Por coincidência, o programa de Tarcísio exibido no mesmo dia, com o tema mulheres, teve a participação de Cristiane Freitas ?ela negou dar uma entrevista à Folha de S.Paulo.
MULHERES E FAMÍLIA
Atuante nos eventos e na formulação do plano de governo, Ana Estela diz ser positiva a participação das mulheres nas campanhas como candidatas ou companheiras. Ela afirma que houve um esforço para ter uma vice mulher, a professora Lúcia França (PSB), esposa de Márcio França (PSB).
Na sua avaliação, a família é às vezes exposta de maneira artificial, mas considera importante conhecer os candidatos como um todo ?"na sua trajetória, como ele age com as mulheres na sua vida pessoal".

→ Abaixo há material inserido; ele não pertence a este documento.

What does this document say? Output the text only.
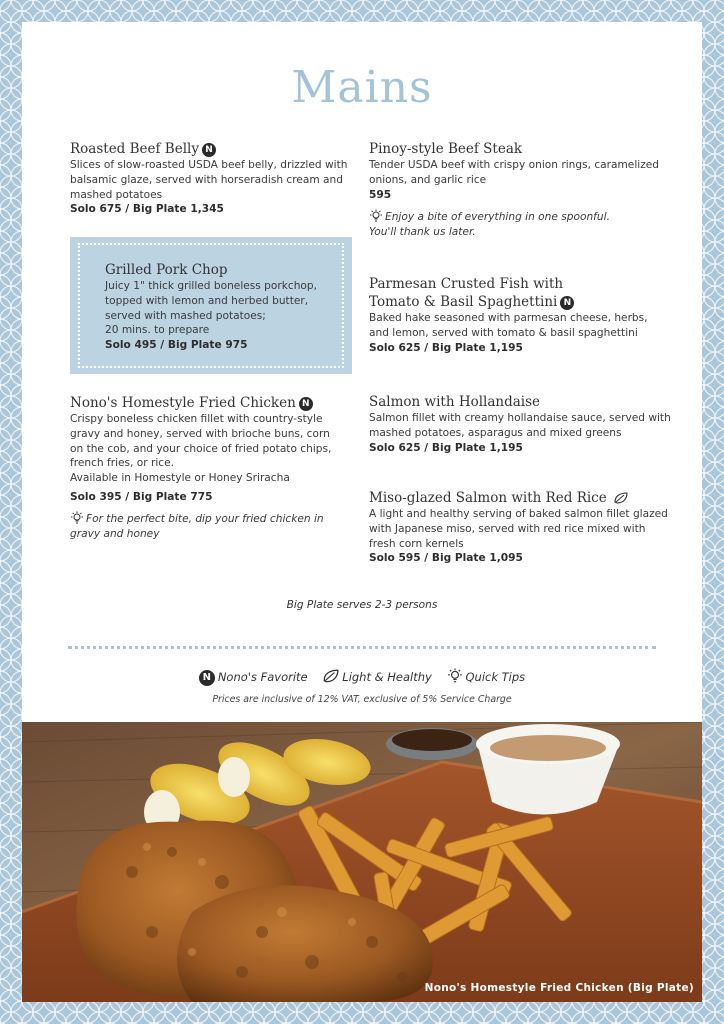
Mains
Roasted Beef Belly N
Slices of slow-roasted USDA beef belly, drizzled with balsamic glaze, served with horseradish cream and mashed potatoes
Solo 675 / Big Plate 1,345
Pinoy-style Beef Steak
Tender USDA beef with crispy onion rings, caramelized onions, and garlic rice
595
Enjoy a bite of everything in one spoonful. You'll thank us later.
Grilled Pork Chop
Juicy 1" thick grilled boneless porkchop, topped with lemon and herbed butter, served with mashed potatoes;
20 mins. to prepare
Solo 495 / Big Plate 975
Parmesan Crusted Fish with Tomato & Basil Spaghettini N
Baked hake seasoned with parmesan cheese, herbs, and lemon, served with tomato & basil spaghettini
Solo 625 / Big Plate 1,195
Nono's Homestyle Fried Chicken N
Crispy boneless chicken fillet with country-style gravy and honey, served with brioche buns, corn on the cob, and your choice of fried potato chips, french fries, or rice.
Available in Homestyle or Honey Sriracha
Solo 395 / Big Plate 775
For the perfect bite, dip your fried chicken in gravy and honey
Salmon with Hollandaise
Salmon fillet with creamy hollandaise sauce, served with mashed potatoes, asparagus and mixed greens
Solo 625 / Big Plate 1,195
Miso-glazed Salmon with Red Rice
A light and healthy serving of baked salmon fillet glazed with Japanese miso, served with red rice mixed with fresh corn kernels
Solo 595 / Big Plate 1,095
Big Plate serves 2-3 persons
N Nono's Favorite	Light & Healthy	Quick Tips
Prices are inclusive of 12% VAT, exclusive of 5% Service Charge
Nono's Homestyle Fried Chicken (Big Plate)
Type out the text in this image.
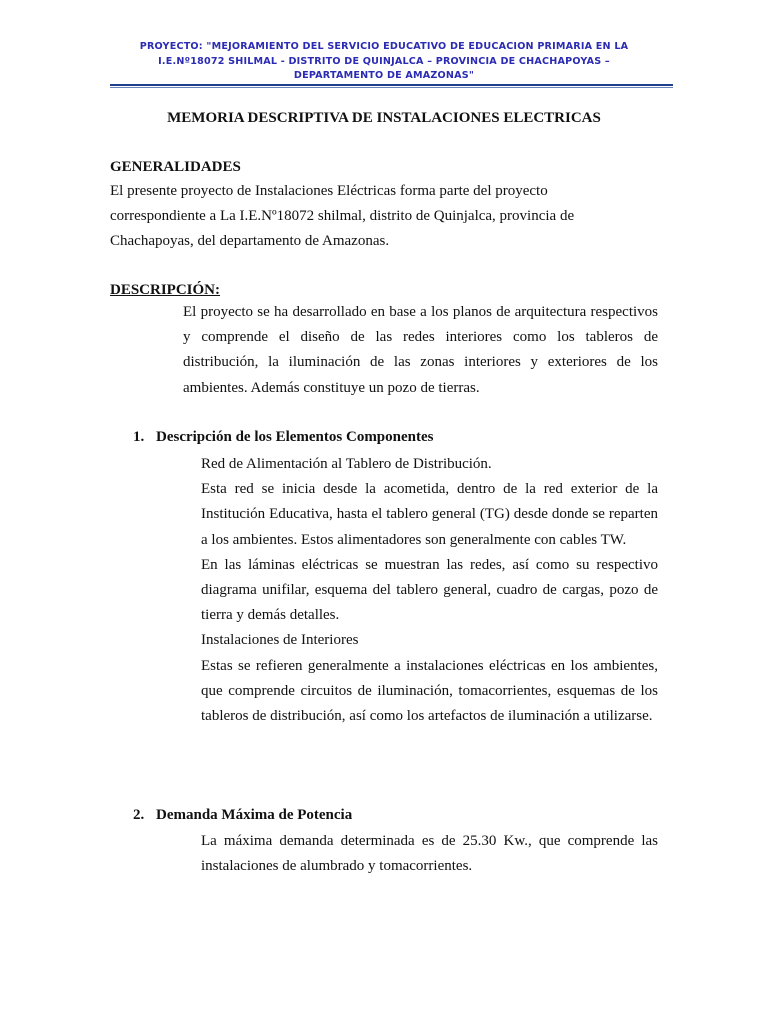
PROYECTO: "MEJORAMIENTO DEL SERVICIO EDUCATIVO DE EDUCACION PRIMARIA EN LA
I.E.Nº18072 SHILMAL - DISTRITO DE QUINJALCA – PROVINCIA DE CHACHAPOYAS –
DEPARTAMENTO DE AMAZONAS"
MEMORIA DESCRIPTIVA DE INSTALACIONES ELECTRICAS
GENERALIDADES
El presente proyecto de Instalaciones Eléctricas forma parte del proyecto
correspondiente a La I.E.Nº18072 shilmal, distrito de Quinjalca, provincia de
Chachapoyas, del departamento de Amazonas.
DESCRIPCIÓN:
El proyecto se ha desarrollado en base a los planos de arquitectura respectivos y comprende el diseño de las redes interiores como los tableros de distribución, la iluminación de las zonas interiores y exteriores de los ambientes. Además constituye un pozo de tierras.
1. Descripción de los Elementos Componentes
Red de Alimentación al Tablero de Distribución.
Esta red se inicia desde la acometida, dentro de la red exterior de la Institución Educativa, hasta el tablero general (TG) desde donde se reparten a los ambientes. Estos alimentadores son generalmente con cables TW.
En las láminas eléctricas se muestran las redes, así como su respectivo diagrama unifilar, esquema del tablero general, cuadro de cargas, pozo de tierra y demás detalles.
Instalaciones de Interiores
Estas se refieren generalmente a instalaciones eléctricas en los ambientes, que comprende circuitos de iluminación, tomacorrientes, esquemas de los tableros de distribución, así como los artefactos de iluminación a utilizarse.
2. Demanda Máxima de Potencia
La máxima demanda determinada es de 25.30 Kw., que comprende las instalaciones de alumbrado y tomacorrientes.
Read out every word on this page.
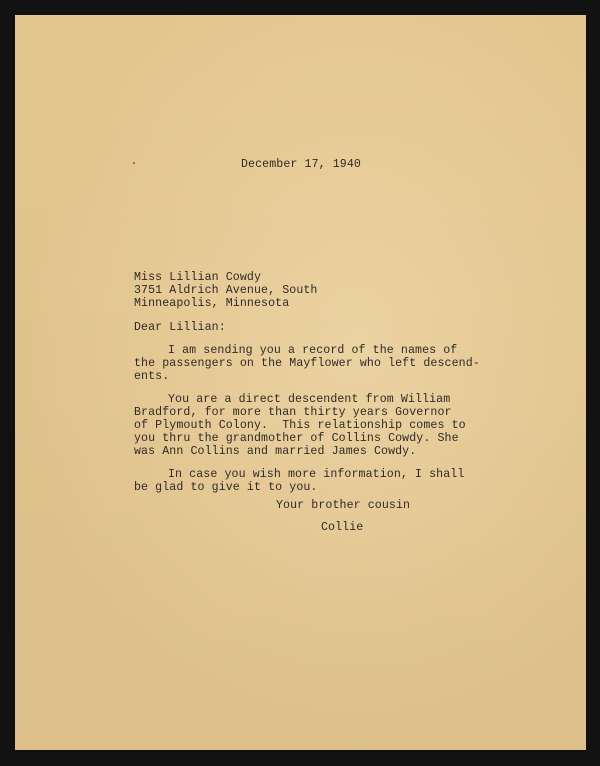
December 17, 1940
Miss Lillian Cowdy
3751 Aldrich Avenue, South
Minneapolis, Minnesota
Dear Lillian:
I am sending you a record of the names of
the passengers on the Mayflower who left descend-
ents.
You are a direct descendent from William
Bradford, for more than thirty years Governor
of Plymouth Colony.  This relationship comes to
you thru the grandmother of Collins Cowdy. She
was Ann Collins and married James Cowdy.
In case you wish more information, I shall
be glad to give it to you.
Your brother cousin
Collie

"Como a gente vive um momento em que há uma certa guerra de valores, tem alguns valores bastante conservadores que são colocados, mas, se for olhar bem de perto, não se vê tanta coerência quanto o discurso quer fazer crer", completa.
Ana Estela foi assessora no Ministério da Educação durante o governo Lula, mas teve que deixar a pasta quando o marido se tornou ministro ?ela migrou para a Saúde e enumera as políticas públicas das quais participou, como Prouni e telessaúde.
"No começo, quem não me conhecia, achava que eu estava nos espaços por causa de ser esposa dele ou se referiam a mim como esposa dele, o que me incomodava", diz.
BOLSONARO E FAKE NEWS
A professora diz que a força eleitoral de Bolsonaro não está inabalada ?Lula terminou o primeiro turno à frente, mas, em São Paulo, Tarcísio foi o líder e é favorito.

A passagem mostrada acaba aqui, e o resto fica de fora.